Message to Congress on Silver Policy.

May 22, 1934

To the Congress:

On January 11, 1934, I recommended to the Congress legislation which was promptly enacted under the title, "The Gold Reserve Act of 1934." This Act vested in the United States Government the custody and control of our stocks of gold as a reserve for our paper currency and as a medium of settling international balances. It set up a stabilization fund for the control of foreign exchange in the interests of our people, and certain amendments were added to facilitate the acquisition of silver.

As stated in my message to the Congress, this legislation was recommended as a step in improving our financial and monetary system. Its enactment has laid a foundation on which we are organizing a currency system that will be both sound and adequate.
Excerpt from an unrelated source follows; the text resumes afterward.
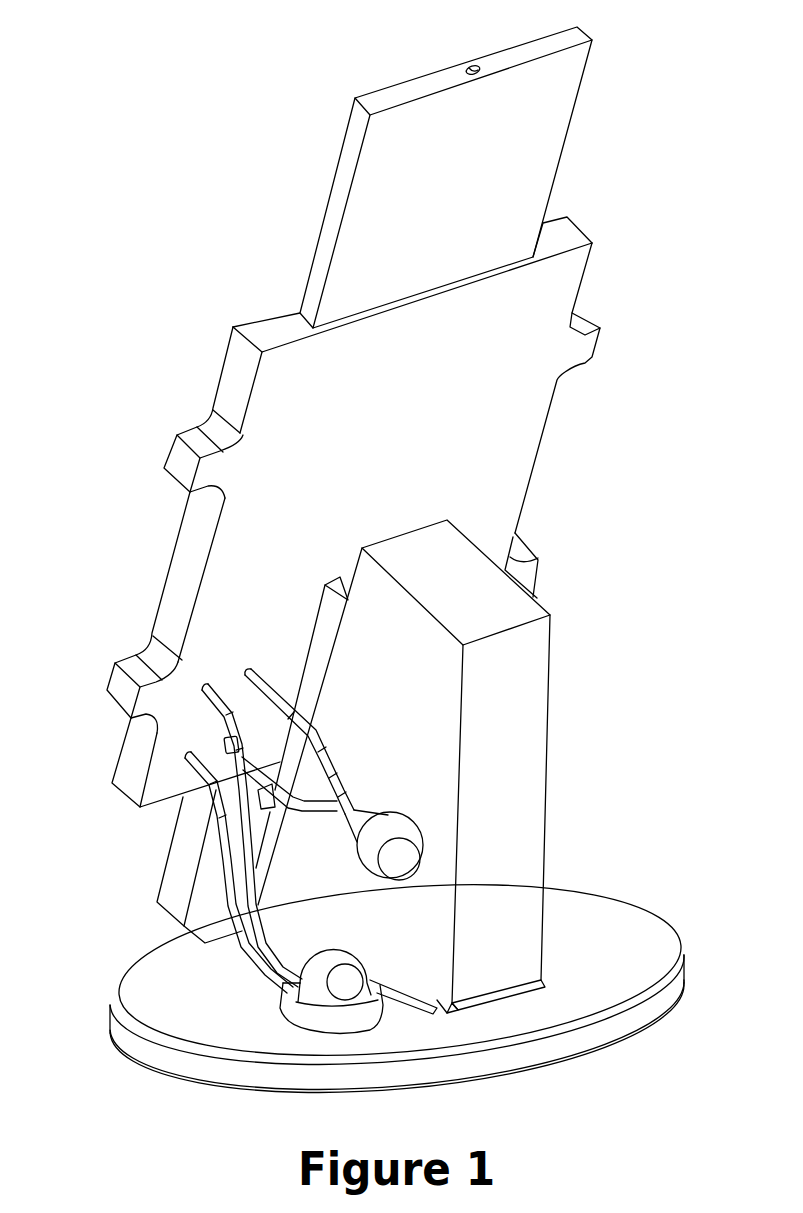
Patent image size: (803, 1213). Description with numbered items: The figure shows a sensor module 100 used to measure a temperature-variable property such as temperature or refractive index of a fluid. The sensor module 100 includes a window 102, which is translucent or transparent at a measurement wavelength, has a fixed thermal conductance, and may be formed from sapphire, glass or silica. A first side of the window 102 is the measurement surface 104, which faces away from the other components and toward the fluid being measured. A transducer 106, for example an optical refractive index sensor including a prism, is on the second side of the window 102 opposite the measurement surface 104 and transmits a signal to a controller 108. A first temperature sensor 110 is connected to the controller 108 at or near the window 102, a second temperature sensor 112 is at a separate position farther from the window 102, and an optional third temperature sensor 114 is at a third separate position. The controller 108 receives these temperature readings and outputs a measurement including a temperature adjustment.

It is a long step forward, but only a step.

As a part of the larger objective, some things have been clear. One is that we should move forward as rapidly as conditions permit in broadening the metallic base of our monetary system and in stabilizing the purchasing and debt-paying power of our money on a more equitable level. Another is that we should not neglect the value of an increased use of silver in improving our monetary system. Since 1929 that has been obvious.

Some measures for making a greater use of silver in the public interest are appropriate for independent action by us. On others, international cooperation should be sought.
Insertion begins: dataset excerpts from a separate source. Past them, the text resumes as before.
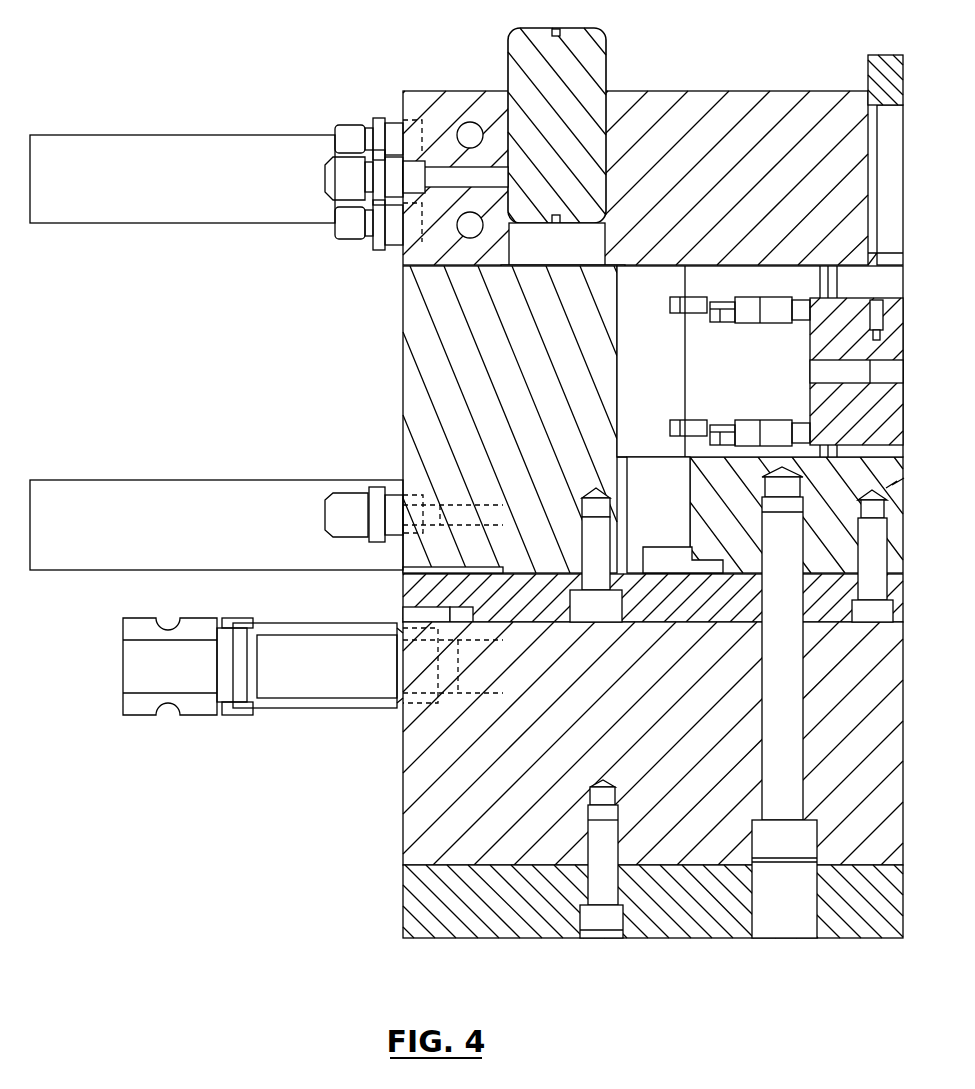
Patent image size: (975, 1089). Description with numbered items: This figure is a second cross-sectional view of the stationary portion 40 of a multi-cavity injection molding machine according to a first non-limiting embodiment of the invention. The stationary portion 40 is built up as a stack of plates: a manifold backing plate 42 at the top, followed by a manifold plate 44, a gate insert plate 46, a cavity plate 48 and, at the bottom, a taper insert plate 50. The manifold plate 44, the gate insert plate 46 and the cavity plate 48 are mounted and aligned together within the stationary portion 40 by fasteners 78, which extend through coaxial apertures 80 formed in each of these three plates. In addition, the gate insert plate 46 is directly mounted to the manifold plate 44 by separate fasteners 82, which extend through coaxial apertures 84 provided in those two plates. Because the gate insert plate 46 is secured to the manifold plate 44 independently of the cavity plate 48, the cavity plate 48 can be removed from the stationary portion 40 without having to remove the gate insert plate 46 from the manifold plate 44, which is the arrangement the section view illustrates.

The stationary portion 40 is at (215, 813).
The manifold backing plate 42 is at (402, 102).
The manifold plate 44 is at (403, 345).
The gate insert plate 46 is at (403, 588).
The cavity plate 48 is at (403, 770).
The taper insert plate 50 is at (407, 902).
The fasteners 78 is at (775, 848).
The coaxial apertures 80 is at (805, 790).
The fasteners 82 is at (560, 540).
The coaxial apertures 84 is at (583, 543).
Of the former class is that of increasing the proportion of silver in the abundant metallic reserves back of our paper currency. This policy was initiated by the Proclamation of December 21, 1933, bringing our current domestic production of silver into the Treasury, as well as placing this Nation among the first to carry out the agreement on silver which we sought and secured at the London Conference. We have since acquired other silver in the interest of stabilization of foreign exchange and the development of a broader metallic base for our currency. We seek to remedy a maladjustment of our currency.

In further aid of this policy, it would be helpful to have legislation broadening the authority for the further acquisition and monetary use of silver.
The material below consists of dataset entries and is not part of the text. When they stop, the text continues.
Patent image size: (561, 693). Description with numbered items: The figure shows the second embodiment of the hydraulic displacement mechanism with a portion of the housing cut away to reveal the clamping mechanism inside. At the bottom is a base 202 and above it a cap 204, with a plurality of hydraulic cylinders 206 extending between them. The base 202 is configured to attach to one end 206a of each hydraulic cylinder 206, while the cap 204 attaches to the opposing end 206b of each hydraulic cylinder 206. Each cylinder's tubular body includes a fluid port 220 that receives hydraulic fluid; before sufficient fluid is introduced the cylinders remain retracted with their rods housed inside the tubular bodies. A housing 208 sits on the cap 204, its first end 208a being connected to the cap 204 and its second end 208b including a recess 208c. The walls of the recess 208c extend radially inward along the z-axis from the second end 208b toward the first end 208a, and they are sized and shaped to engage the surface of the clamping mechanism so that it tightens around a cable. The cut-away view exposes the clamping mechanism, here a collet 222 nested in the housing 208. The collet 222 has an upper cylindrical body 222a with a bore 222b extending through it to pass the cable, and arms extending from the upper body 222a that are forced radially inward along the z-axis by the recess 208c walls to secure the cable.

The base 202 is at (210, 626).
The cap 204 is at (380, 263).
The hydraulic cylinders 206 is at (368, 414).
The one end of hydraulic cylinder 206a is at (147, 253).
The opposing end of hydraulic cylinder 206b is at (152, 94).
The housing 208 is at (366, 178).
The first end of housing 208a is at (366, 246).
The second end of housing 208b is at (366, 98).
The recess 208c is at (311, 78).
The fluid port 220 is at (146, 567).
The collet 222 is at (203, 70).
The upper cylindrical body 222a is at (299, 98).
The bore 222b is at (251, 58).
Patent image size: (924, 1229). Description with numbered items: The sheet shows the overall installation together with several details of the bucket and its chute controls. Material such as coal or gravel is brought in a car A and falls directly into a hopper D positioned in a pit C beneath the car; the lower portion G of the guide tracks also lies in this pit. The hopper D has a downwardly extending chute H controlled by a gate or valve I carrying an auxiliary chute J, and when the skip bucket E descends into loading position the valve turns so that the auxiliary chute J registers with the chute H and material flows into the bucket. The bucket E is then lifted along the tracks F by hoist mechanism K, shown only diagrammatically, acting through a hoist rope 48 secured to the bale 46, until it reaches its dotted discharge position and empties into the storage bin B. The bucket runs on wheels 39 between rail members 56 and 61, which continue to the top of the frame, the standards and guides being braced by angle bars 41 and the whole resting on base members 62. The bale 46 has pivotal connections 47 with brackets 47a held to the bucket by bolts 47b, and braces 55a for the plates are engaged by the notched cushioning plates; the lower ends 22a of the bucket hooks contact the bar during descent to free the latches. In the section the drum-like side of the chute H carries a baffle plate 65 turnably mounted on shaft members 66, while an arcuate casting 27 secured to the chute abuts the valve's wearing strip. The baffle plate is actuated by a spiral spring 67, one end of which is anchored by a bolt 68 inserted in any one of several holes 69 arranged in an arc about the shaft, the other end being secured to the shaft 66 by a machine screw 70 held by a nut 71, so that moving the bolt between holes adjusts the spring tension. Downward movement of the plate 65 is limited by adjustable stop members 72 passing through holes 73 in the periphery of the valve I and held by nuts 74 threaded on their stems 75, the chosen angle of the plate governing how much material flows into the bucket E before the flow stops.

I, therefore, recommend legislation at the present session, declaring it to be the policy of the United States to increase the amount of silver in our monetary stocks with the ultimate objective of having and maintaining one-fourth of their monetary value in silver and three-fourths in gold.

The Executive Authority should be authorized and directed to make the purchases of silver necessary to attain this ultimate objective.

The authority to purchase present accumulations of silver in this country should be limited to purchases at not in excess of fifty cents per ounce.

The Executive Authority should be enabled, should circumstances require, to take over present surpluses of silver in this country not required for industrial uses on payment of just compensation, and to regulate imports, exports and other dealings in monetary silver.

There should be a tax of at least 50 percent on the profits accruing from dealing in silver.

We can proceed with this program of increasing our store of silver for use as a part of the metallic reserves for our paper currency without seriously disturbing adjustments in world trade. However, because of the great world supply of silver and its use in varying forms by the world's population, concerted action by all Nations, or at least a large group of Nations, is necessary if a permanent measure of value, including both gold and silver, is eventually to be made a world standard. To arrive at that point, we must seek every possibility for world agreement, although it may turn out that this Nation will ultimately have to take such independent action on this phase of the matter as its interests require.

The success of the London Conference in consummating an international agreement on silver, which has now been ratified by all the Governments concerned, makes such further agreement worth seeking. The ebb and flow of values in almost all parts of the world have created many points of pressure for readjustments of internal and international standards. At no time since the efforts of this Nation to secure international agreement on silver began in 1878, have conditions been more favorable for making progress along this line.

Accordingly, I have begun to confer with some of our neighbors in regard to the use of both silver and gold, preferably on a coordinated basis, as a standard of monetary value. Such an agreement would constitute an important step forward toward a monetary unit of value more equitable and stable in its purchasing and debt-paying power.